The African American Family and Cultural Center: A Path for Positive Change

By: Camille Lorenzana

A community is more than a geographic region. It involves people, how they communicate, learn, and benefit from one another. A strong community promotes social interaction and growth. By focusing on common needs, ideals, and goals, a whole community is advanced.

On May 19, 2010, Youth for Change and the Butte County Department of Behavioral Health opened the African American Family and Cultural Center (AAFCC) located at 3300 Spencer Avenue in Southside Oroville. The institution was designed to unite a community in need of reclaiming, restoring, and revitalizing African American cultural heritages, values, and identities. Funding is provided through Prop. 63, the Mental Health Services Act.

African American Family & Cultural Center

While the highest concentration of African Americans in Butte County is in Oroville, African Americans only represent 2.67 percent of the city population. For years, residents longed for a sense of belonging in a community lacking diversity and adequate services to meet the needs of its people.

Since its opening, the AAFCC has implemented mental health programs for Southside Oroville residents. The programs include mental health counseling, alcohol and drug intervention programs, anger management classes for youths, arts and crafts, and many more.

While the AAFCC was created to fulfill the needs of the African American community at large, the center welcomes and encourages people of all ethnicities to utilize the center.

The AAFCC has also worked to create an environment where residents are not only encouraged to use the services already implemented, but also to use the center as a resource for other programs in the community.

"We've been working with organizations to find out exactly what they're doing," said Bobby Jones, senior AAFCC director. "Even if we don't provide certain information, we will know where to channel people to."

All the programs and services provided at the AAFCC are free and available to all. Because the AAFCC is a nonprofit organization, each volunteer has made a personal commitment to have an impact on those looking for encouragement. The camaraderie within the center creates a constructive environment for everyone to thrive.

"If you have someone on your staff that has passion for the work they're doing, nothing else matters," Jones said.

A variety of people walk through the AAFCC doors each day. As of now, children are using the center most.

The uplifting environment has had a positive influence on behavior, motivating children to step out of their comfort zone to reach their full potential, Jones said. However, as the number of children using the center rises, so does the need for volunteers.

"I would love if I could get people involved," said Jones. "It's not about the money, it's about time.".

While the 30-minute drive can be discouraging, Jones urges students at Chico State to take advantage of the opportunity to become involved with the center, because he realizes the impact it can have on the children at the center. College students mentoring, tutoring, and being a friend or role model to the children gives them a chance to see opportunities they might not be exposed to otherwise.

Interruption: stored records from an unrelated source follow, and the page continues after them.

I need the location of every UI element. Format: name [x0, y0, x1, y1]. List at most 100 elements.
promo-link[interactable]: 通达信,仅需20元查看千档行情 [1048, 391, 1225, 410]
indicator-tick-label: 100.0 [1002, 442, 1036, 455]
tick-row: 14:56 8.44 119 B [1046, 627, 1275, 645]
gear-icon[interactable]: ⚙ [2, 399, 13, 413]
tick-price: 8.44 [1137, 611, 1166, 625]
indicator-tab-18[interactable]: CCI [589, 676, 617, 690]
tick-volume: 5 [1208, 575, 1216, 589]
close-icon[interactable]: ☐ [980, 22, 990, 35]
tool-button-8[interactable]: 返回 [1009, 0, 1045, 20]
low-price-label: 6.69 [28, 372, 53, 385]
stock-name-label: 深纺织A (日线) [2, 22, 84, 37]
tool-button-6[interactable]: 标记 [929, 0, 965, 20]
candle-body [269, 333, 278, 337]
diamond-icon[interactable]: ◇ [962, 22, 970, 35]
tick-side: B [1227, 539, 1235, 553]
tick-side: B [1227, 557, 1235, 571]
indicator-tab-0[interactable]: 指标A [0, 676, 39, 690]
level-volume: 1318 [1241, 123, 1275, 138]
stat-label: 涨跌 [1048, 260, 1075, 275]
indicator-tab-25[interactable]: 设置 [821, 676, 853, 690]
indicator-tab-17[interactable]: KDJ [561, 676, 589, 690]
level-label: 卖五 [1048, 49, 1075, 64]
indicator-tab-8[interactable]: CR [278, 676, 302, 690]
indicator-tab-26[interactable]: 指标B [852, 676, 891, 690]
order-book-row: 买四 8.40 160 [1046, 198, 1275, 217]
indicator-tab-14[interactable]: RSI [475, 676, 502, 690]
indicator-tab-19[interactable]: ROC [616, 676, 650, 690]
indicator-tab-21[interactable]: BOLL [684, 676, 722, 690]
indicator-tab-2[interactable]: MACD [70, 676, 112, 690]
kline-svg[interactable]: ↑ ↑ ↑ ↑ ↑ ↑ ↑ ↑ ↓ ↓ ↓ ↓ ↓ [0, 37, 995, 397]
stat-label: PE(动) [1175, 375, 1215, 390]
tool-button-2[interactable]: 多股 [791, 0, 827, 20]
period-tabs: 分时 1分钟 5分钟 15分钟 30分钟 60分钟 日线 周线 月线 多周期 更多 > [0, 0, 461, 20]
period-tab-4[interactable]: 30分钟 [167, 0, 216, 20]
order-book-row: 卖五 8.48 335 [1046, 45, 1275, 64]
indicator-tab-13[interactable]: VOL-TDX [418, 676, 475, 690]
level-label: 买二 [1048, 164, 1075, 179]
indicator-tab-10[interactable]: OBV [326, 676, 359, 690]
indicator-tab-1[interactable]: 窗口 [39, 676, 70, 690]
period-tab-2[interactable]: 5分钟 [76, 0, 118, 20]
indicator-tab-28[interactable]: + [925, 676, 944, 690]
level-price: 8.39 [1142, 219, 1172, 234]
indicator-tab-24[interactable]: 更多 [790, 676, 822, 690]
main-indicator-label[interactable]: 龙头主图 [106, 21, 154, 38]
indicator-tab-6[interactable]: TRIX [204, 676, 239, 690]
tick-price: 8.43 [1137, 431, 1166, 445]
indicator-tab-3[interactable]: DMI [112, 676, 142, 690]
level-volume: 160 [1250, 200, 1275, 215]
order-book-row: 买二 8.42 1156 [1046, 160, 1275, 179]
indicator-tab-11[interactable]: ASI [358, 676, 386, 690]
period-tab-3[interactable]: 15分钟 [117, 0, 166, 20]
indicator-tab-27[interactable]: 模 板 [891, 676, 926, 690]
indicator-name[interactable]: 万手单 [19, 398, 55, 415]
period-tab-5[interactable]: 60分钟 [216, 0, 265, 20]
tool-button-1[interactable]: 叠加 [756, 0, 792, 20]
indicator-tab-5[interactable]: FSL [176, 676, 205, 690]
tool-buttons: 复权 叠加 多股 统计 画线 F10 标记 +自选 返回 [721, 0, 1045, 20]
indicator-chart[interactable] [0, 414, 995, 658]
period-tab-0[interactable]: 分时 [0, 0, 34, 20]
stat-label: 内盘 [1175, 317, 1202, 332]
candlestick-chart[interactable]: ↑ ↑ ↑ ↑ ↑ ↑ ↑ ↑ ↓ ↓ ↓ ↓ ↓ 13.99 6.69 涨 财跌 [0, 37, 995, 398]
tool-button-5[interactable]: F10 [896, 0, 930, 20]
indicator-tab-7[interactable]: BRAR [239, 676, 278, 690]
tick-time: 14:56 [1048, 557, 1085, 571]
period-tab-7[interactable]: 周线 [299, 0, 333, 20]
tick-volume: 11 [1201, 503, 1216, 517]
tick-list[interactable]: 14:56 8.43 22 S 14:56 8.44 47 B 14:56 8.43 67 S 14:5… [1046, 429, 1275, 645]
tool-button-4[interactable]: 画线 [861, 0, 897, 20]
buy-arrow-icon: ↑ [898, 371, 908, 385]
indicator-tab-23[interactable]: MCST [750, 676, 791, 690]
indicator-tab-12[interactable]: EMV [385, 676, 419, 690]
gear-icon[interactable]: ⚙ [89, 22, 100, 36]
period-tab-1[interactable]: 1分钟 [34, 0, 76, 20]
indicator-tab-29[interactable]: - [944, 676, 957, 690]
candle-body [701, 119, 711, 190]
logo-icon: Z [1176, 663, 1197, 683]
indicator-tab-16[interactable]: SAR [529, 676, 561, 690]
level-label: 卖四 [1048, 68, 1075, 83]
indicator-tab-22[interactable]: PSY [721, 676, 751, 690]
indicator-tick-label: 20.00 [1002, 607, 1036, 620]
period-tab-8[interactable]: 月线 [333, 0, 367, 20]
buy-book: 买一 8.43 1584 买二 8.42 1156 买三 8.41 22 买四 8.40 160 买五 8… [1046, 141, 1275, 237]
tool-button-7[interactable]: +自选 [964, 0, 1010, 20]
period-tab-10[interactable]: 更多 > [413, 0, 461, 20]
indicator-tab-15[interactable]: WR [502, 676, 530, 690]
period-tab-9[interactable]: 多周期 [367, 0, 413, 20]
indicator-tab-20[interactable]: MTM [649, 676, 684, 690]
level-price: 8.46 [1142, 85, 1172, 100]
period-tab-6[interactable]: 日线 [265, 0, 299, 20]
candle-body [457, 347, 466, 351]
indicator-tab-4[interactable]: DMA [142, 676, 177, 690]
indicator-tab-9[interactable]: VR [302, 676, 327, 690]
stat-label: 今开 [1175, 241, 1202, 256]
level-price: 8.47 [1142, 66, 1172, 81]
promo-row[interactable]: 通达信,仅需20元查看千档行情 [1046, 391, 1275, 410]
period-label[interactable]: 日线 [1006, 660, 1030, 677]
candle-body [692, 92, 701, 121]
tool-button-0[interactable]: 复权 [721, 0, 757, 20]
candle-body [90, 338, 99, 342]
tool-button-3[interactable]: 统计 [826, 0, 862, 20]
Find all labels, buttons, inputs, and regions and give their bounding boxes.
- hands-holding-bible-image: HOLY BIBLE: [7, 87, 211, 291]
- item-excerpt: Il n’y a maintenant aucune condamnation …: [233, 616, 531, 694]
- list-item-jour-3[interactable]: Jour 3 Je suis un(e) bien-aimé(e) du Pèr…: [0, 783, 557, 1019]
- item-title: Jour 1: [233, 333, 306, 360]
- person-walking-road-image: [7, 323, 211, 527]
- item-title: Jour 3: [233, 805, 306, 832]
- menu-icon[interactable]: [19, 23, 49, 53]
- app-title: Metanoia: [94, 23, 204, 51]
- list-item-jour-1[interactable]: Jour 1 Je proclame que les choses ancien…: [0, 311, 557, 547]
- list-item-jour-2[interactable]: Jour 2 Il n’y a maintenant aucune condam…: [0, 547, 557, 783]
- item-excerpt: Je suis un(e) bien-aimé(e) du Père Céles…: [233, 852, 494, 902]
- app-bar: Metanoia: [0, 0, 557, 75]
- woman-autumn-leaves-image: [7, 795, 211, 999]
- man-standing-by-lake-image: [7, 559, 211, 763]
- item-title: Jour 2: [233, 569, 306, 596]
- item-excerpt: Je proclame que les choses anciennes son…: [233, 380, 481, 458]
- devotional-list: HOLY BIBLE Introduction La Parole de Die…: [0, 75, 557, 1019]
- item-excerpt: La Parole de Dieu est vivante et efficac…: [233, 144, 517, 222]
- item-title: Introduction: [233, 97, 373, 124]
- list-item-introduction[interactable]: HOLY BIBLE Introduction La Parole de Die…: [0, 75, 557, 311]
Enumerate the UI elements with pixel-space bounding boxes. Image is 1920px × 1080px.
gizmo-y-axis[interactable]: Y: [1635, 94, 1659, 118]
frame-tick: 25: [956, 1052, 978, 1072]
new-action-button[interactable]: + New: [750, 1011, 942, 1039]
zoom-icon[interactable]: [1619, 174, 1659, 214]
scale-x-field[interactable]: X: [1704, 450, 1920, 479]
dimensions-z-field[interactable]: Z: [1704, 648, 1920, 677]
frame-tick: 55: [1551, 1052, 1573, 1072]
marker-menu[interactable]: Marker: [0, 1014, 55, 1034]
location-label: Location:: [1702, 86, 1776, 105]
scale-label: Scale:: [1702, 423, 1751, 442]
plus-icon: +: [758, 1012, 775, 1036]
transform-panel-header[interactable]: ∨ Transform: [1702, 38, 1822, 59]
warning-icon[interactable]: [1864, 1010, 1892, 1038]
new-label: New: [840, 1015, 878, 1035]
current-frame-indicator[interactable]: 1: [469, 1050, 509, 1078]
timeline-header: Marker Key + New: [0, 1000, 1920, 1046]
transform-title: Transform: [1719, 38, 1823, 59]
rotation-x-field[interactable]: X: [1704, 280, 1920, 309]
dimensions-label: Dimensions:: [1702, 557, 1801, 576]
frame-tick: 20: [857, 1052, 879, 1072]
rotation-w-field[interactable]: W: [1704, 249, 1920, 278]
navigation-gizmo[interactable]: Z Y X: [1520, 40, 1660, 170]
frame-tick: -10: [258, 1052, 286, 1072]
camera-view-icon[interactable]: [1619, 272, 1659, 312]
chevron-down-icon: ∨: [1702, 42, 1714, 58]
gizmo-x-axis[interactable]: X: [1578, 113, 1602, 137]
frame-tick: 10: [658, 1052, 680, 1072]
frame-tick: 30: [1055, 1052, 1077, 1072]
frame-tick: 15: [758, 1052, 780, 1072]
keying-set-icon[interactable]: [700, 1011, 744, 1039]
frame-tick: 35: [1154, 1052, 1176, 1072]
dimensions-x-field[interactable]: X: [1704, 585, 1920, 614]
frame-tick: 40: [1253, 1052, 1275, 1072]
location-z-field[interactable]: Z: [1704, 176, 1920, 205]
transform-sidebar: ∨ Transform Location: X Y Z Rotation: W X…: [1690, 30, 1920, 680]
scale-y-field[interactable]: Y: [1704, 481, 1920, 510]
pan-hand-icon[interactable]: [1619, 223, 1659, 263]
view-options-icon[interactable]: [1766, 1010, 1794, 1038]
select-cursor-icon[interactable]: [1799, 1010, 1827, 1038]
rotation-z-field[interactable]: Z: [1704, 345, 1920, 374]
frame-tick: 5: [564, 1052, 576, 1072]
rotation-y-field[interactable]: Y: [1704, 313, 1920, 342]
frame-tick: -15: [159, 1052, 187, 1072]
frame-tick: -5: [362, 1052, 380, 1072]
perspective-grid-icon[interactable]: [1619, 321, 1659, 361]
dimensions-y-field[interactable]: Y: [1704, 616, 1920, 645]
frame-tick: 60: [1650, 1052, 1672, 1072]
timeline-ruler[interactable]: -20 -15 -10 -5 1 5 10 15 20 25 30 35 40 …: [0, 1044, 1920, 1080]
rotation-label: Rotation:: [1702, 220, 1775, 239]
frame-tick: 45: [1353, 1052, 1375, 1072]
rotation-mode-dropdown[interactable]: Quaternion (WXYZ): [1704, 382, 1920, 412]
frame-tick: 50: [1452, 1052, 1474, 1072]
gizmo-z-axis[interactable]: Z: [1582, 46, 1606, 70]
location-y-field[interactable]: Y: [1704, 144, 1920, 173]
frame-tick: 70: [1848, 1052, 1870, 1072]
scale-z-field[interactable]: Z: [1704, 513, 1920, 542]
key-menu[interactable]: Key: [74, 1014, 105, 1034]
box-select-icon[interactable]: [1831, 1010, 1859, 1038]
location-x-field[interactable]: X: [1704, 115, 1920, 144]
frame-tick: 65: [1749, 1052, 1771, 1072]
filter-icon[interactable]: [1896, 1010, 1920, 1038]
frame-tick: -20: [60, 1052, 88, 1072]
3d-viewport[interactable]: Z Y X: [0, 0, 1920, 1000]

"I'm all about education," he said. "I graduated from Chico State, and I understand. I don't want to call it just a piece of paper, but I understand the doors that it opens."

The next step the AAFCC wants to take is adding programs that focus specifically on uniting and strengthening families.

"If the kids are going home to a mess, the things that we're teaching here are not being effective," Jones said.

Even though the AAFCC is in its infancy, the center's community advisory team is actively working with the public to strategize ways to best serve and involve members in Southside Oroville. For members closely involved, the AAFCC is a place where people can convene, connect, and celebrate the essence of the community.

Steven Thomas, the arts and leisure activities coordinator, has seen the center improve the lives of people around him, which, in return, has improved the community as a whole.

"What keeps me coming back here every day is the potential of this community to actually heal itself and become a united front," Thomas said.

While the center continues to develop and implement programs, Jones highlights the opportunity to step up and make a difference.

"Now is the time to take action and support positive change in the community," he said.

African American Family and Cultural Center Programs

African American Lecture Series

A variety of lectures on African American history and current issues designed to increase self-esteem and cultural awareness for community members.

Art Club 101

Youth ages 8 and up Eight-week program designed to teach cultural art from an African American-based curriculum.

Kuumba Corner

Ages 13 and up Participants gather to engage in a particular craft during a triweekly series of lessons.

Personal Peace Institute

Youth, ages 10 to 21 Program that teaches acceptable expression and management of angry feelings through nonviolent communication skills.

Southside Alcoholic Anonymous Fellowship

Open to all Peer-facilitated group that offers the path to recovery in a traditional Alcoholics Anonymous model.

The Open Mic Showcase

Open to all Designed to showcase community talent and creative expression through open mic sessions.